For a tale-telling cowboy scout, the colonel stayed on script for the motor company, no doubt with help from the newspaper automobile editors and the dealership representatives. Instead of tales of the Wild West, we mostly get “Col. Stanley claims his car is so easy riding that he has never even broken a tube in the five-tube radio set installed in his car.”5

Sometimes the newspapers weren’t sure what the story should be. Was Stanley famous? The car unique? Perhaps the honeymoon angle? The durability of the tires on a long-distance trip? Muddying the marketing even more, some dealerships came up with a gimmick to offer $100 credit on a new car to citizens who spotted Stanley, making it a human scavenger hunt story.

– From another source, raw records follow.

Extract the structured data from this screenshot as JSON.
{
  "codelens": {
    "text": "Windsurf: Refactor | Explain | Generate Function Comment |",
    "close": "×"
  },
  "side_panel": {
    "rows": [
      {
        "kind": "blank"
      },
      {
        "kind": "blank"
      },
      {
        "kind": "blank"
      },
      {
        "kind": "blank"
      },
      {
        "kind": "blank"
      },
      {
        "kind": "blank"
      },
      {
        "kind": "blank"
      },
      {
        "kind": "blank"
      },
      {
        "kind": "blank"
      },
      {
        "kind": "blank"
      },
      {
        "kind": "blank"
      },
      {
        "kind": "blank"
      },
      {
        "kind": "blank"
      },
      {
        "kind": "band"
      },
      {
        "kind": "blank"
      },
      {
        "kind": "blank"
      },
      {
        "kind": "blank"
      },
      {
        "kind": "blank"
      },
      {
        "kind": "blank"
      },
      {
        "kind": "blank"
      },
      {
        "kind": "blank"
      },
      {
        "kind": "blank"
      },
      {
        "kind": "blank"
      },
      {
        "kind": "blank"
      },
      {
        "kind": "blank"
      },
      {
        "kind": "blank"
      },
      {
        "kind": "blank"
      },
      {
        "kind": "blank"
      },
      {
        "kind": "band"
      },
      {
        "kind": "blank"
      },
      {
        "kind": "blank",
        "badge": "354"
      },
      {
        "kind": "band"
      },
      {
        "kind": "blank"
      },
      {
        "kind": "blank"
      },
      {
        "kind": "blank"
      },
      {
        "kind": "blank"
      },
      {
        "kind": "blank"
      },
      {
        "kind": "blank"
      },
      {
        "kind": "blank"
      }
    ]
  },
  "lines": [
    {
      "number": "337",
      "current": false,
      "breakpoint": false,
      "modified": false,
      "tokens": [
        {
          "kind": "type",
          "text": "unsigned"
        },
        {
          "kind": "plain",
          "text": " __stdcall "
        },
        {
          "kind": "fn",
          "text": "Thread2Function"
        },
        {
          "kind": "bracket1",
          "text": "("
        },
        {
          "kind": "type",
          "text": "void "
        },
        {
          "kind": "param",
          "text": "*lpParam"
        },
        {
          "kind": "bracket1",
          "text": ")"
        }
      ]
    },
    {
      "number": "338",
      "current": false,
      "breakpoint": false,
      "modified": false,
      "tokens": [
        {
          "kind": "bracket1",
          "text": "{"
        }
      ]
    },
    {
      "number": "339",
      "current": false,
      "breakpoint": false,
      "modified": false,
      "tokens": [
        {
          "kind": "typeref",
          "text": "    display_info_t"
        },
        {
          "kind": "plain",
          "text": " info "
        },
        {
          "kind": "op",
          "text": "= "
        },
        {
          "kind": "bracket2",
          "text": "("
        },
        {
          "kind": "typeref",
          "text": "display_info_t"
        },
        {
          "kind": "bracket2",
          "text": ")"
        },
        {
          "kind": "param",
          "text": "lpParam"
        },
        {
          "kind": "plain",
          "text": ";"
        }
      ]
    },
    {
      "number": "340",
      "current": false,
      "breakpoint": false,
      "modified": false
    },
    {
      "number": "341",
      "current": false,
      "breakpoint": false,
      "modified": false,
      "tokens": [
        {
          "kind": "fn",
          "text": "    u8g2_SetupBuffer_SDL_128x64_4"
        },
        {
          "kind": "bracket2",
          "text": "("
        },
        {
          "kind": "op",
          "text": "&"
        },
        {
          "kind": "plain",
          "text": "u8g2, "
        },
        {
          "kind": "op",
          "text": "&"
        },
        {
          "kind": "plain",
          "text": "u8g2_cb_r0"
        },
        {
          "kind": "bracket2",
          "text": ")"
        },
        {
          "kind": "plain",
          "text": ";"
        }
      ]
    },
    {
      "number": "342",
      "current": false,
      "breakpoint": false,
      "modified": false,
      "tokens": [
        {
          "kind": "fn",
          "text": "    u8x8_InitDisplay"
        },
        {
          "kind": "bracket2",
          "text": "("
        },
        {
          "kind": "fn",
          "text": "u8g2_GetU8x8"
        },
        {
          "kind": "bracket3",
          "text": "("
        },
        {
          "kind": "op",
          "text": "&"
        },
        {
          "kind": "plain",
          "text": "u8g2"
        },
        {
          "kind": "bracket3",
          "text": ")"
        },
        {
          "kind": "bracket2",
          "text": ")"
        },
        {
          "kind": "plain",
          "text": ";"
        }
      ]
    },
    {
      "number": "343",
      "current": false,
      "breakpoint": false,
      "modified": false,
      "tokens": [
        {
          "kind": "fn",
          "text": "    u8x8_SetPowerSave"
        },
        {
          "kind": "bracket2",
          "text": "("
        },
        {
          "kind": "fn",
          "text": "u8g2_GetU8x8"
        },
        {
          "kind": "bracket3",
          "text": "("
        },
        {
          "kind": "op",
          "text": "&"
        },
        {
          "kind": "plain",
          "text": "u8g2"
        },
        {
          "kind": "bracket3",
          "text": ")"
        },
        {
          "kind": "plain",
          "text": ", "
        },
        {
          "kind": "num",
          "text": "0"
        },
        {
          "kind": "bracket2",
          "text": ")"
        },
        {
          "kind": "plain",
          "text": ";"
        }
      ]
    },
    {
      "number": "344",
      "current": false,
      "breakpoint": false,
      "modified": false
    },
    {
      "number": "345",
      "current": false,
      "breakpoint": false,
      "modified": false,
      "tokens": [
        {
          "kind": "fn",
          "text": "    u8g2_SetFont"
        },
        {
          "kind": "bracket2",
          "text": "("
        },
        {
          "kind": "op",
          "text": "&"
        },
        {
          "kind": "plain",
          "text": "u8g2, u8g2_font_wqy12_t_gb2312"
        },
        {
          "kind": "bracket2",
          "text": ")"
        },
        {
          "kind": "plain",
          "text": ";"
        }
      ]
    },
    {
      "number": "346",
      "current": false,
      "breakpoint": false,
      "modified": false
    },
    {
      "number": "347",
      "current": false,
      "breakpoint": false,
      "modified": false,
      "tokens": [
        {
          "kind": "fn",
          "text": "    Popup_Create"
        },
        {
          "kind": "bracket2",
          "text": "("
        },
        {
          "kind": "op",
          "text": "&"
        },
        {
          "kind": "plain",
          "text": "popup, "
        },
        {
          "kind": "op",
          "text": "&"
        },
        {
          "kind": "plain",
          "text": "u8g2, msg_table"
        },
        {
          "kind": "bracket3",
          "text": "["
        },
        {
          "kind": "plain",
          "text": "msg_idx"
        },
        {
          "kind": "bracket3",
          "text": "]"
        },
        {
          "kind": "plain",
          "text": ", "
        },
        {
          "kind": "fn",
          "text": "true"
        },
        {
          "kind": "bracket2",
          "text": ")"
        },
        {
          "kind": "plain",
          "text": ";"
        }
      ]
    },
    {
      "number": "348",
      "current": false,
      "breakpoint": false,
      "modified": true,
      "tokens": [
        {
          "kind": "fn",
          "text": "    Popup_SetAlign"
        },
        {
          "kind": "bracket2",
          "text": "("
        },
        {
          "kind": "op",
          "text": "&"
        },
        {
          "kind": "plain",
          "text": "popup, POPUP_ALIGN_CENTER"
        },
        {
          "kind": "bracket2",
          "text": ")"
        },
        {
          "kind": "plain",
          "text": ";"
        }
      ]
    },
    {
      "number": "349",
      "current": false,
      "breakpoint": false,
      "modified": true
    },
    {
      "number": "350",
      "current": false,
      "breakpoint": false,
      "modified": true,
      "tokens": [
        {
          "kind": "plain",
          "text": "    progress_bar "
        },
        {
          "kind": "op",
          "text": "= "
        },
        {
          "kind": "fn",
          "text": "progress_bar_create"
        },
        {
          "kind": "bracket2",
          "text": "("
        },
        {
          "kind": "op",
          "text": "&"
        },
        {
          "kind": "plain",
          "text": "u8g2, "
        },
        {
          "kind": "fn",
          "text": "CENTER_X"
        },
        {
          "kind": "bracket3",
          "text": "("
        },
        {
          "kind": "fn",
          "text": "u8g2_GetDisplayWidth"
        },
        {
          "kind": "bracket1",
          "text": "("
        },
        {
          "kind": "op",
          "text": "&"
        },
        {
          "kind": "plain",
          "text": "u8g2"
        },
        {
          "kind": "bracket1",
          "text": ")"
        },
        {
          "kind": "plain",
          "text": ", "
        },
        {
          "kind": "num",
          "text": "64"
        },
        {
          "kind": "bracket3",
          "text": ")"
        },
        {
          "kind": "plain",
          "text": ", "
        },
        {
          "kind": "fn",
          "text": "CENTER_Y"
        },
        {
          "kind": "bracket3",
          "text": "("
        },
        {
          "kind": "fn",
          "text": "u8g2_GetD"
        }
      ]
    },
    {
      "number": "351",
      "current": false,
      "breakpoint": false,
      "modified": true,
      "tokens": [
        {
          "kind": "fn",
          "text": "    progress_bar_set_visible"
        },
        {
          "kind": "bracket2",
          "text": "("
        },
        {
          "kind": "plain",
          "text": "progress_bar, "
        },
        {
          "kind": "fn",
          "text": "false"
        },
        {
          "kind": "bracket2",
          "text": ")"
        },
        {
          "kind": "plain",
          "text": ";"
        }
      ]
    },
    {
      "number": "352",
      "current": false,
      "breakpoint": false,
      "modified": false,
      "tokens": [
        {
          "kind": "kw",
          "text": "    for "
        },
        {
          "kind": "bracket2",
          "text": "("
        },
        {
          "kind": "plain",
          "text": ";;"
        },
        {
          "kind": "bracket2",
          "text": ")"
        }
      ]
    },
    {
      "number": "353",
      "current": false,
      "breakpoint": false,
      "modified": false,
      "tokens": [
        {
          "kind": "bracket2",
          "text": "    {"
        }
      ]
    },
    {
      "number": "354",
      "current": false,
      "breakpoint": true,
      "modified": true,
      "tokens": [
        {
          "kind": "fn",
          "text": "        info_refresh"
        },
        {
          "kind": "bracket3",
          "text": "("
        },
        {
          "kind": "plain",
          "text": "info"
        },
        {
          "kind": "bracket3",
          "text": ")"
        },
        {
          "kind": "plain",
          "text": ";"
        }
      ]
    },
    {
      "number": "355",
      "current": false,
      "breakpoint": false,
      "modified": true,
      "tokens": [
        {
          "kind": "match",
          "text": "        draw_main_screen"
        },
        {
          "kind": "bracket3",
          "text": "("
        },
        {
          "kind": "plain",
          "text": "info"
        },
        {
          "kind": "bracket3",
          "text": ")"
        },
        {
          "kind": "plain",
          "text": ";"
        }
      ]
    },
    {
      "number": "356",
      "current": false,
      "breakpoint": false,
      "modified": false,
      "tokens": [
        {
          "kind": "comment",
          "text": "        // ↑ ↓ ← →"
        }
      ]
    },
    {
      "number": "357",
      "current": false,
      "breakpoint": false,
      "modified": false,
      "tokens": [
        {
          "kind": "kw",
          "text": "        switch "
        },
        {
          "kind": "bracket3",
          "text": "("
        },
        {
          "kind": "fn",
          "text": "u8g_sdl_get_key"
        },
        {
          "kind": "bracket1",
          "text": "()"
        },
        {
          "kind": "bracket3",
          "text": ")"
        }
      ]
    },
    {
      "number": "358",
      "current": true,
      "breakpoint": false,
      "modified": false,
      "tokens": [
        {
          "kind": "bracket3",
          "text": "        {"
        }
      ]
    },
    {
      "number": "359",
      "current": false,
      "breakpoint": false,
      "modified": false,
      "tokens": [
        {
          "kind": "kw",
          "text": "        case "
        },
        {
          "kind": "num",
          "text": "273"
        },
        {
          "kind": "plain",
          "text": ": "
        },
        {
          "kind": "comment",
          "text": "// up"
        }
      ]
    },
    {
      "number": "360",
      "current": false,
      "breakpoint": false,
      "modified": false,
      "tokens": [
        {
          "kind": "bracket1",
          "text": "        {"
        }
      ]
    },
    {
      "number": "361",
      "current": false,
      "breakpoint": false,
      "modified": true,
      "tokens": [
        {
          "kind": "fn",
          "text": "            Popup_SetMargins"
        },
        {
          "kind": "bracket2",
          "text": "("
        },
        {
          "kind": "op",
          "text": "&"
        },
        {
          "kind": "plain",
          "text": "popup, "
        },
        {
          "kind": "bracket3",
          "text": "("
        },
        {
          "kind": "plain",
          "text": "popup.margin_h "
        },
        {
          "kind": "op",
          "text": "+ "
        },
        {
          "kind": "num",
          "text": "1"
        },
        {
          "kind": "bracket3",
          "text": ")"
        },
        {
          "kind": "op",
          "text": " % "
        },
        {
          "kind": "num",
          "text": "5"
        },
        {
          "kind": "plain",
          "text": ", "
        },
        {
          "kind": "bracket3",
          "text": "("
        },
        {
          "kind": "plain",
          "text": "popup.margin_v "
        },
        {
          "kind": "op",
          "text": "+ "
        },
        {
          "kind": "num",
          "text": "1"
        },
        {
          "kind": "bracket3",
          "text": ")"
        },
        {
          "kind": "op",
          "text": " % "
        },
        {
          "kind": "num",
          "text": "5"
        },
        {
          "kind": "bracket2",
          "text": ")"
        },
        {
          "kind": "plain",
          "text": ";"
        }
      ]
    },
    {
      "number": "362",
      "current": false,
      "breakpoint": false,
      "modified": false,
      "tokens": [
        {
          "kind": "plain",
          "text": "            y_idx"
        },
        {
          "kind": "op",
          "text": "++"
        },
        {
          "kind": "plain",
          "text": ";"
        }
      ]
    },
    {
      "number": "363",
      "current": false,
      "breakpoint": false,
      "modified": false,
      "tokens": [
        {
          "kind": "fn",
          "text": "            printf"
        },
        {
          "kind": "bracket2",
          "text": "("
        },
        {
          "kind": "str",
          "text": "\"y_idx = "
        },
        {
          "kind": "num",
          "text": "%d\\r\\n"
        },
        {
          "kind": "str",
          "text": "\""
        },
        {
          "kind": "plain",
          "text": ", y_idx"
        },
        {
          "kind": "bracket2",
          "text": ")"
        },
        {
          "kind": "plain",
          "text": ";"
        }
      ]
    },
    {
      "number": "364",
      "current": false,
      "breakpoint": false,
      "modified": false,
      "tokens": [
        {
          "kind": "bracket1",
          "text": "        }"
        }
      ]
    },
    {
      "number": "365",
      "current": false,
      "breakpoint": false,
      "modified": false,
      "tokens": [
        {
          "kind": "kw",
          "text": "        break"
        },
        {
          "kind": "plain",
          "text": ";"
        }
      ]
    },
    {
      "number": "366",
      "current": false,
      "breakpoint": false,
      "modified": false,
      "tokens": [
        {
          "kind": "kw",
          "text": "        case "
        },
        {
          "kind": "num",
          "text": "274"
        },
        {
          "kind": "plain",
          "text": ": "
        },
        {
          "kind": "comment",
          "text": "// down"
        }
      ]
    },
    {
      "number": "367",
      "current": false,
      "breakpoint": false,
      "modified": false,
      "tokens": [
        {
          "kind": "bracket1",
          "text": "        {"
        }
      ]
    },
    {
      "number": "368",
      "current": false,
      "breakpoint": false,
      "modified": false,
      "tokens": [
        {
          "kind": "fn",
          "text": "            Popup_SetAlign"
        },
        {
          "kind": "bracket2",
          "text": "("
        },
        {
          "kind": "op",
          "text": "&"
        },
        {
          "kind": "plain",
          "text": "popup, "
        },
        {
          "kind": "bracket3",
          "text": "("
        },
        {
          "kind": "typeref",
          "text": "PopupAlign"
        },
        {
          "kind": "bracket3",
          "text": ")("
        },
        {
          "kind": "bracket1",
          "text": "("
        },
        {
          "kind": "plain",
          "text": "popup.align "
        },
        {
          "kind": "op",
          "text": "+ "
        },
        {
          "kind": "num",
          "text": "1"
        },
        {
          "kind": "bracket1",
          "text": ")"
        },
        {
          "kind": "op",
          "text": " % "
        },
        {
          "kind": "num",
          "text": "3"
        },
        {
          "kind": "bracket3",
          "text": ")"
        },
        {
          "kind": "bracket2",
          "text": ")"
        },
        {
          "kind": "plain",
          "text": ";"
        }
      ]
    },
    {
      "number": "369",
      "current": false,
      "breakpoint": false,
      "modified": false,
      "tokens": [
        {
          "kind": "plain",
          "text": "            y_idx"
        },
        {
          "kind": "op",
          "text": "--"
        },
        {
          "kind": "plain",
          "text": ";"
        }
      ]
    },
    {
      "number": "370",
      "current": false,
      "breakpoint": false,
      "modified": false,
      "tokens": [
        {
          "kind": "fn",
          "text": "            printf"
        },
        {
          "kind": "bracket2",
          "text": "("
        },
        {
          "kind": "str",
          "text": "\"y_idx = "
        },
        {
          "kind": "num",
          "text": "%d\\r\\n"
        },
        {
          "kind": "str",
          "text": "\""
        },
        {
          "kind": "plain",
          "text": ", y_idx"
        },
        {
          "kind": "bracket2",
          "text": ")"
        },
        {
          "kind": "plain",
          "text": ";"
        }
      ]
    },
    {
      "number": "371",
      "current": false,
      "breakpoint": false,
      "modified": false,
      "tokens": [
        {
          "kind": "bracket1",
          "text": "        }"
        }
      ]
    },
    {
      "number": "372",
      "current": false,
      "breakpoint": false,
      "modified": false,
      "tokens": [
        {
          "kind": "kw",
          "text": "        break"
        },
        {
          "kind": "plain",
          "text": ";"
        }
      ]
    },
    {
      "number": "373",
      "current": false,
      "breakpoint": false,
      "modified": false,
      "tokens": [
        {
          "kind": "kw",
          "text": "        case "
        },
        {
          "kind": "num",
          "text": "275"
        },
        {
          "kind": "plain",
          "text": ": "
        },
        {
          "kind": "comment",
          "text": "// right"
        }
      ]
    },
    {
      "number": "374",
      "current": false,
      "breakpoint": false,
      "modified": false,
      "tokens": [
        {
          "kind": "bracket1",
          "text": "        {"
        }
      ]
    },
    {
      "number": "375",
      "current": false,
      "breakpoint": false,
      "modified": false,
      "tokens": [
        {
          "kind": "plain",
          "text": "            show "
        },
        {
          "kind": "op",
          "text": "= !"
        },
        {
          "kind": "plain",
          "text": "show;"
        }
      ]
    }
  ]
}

But the promotion was a success from a visibility angle. Stanley’s trip with the Cleveland Six appeared in newspapers across the country. During his San Francisco visit, after being spotted by John P. D. Chadwick in one of the scavenger hunt promotions, the old scout led a caravan of fourteen Cleveland cars through the streets of the city and received a key to the city.6

 

Notes:

1. “Col. Stanley Here in his Famous Car,” Rockford Republic, April 17, 1925, pg. 6.

2. “King Stanley, Indian Fighter, Comes Home to ‘Chivalry City,’” Macon Telegraph, February 24, 1926, pg. 10.

3. “Colonel Stanley Columbia Visitor,” The State (Columbia, South Carolina), January 20, 1925, pg. 10.

4. “Indian Scout Talks of Trip,” San Francisco Chronicle, September 21, 1924, pg. 36.

5. “‘Dead-Shot’ Stanley Uses ‘One-Shot,'” San Diego Evening Tribune, December 12, 1925, pg. 30.

6. “Old Pioneer ‘Apprehended,'” San Francisco Chronicle, September 14, 1924, pg. 21. James H. Lackey, The Chandler Automobile: A History including the Cleveland and Chandler-Cleveland Marques, (Jefferson, NC: McFarland Books, 2018) pg. 190.